筆者は2024年4月から,新設の明治学院大学情報数理学部に異動した。私以外の教員は,整数論,量子情報・量子計算,アルゴリズム,暗号理論,素粒子物理,統計物理,機械学習,画像認識など,全員が「ガチの数物系」である。実験社会科学・社会心理学を専門とする私は,前職(大学院人文社会系研究科)の環境では“理系”に近いと勝手に思い込んでいたが,新しい環境では唯一の“文系”として,情報倫理の授業も担当している。同時に,7月に発足した情報科学融合領域センターで学内の人文学・社会科学系の諸学部との連携を進める役割もあり,そこでは“半理系的”な立場になる。“文理”という広範なスペクトラムのなか,自分は状況に応じて立場を変える「コウモリ」だと痛感することが多い。
そうした葛藤のなか,“文理”の連携を進めるために「メタな対話」がいかに重要かを実感する。たとえば,上記センターのキックオフシンポジウム「文理はどう共創できるか? シナジーのあり方・作り方を考える」では,長谷川眞理子(進化生物学),栗原聡(人工知能),唐沢かおり(社会心理学),村田玲音(整数論)の4氏が登壇した。専門の異なる研究者の対話がうまくいくか内心危惧していたが,4氏は「メタなレベルの議論を楽しむマインド」を見事に発揮した。分野の違う人間同士で本質的な話をするためには,測定(数値化)の仕方や科学哲学の話などを含め,個別領域を超えた俯瞰的な議論が欠かせない─そのことがシンポジウムの盛り上がりからも強く実感された(当日の録画はセンターのHPに掲載されている)。もちろん学問領域の壁は“文理”の間に限られない。たとえば心理学と社会学,あるいは心理学のさまざまな個別領域の間でもさまざまな壁があるだろう。しかし,分断を減らすうえで「メタな議論を楽しむマインド」の有効性は全く変わらないと確信する。部屋のどこかに開いている窓があって風が流れているような感覚は,心理学のコミュニティにとって,とても重要なことではないだろうか。
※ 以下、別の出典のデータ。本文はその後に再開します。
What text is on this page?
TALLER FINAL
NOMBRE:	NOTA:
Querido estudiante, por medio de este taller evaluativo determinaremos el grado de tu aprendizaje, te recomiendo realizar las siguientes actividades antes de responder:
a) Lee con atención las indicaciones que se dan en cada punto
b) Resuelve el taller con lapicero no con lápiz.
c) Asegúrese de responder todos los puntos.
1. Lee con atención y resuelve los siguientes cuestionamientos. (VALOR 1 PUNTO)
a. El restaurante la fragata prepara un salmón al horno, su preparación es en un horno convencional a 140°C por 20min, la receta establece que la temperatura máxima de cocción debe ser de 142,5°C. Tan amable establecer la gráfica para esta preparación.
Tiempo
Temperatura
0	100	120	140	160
「互いの意見が一致しないことについて意見が一致した」という英語の表現があるが,それも大事なことだと考える。いろいろなチャンネルを通じて多様な学問領域がメタなレベルで連帯できる可能性を夢想している。

Profile─亀田 達也
イリノイ大学アーバナ・シャンペーン校大学院心理学研究科修了(Ph.D.)。東洋大学社会学部講師,北海道大学大学院文学研究科助教授・教授,スタンフォード大学行動科学高等研究所(CASBS)フェロー,北海道大学社会科学実験研究センター長,東京大学大学院人文社会系研究科教授などを経て,2024年4月より明治学院大学情報数理学部教授,情報科学融合領域センター長。専門は実験社会科学・社会心理学。著書に『連帯のための実験社会科学』『モラルの起源』(ともに単著,岩波書店),『合議の知を求めて』(単著,共立出版)など。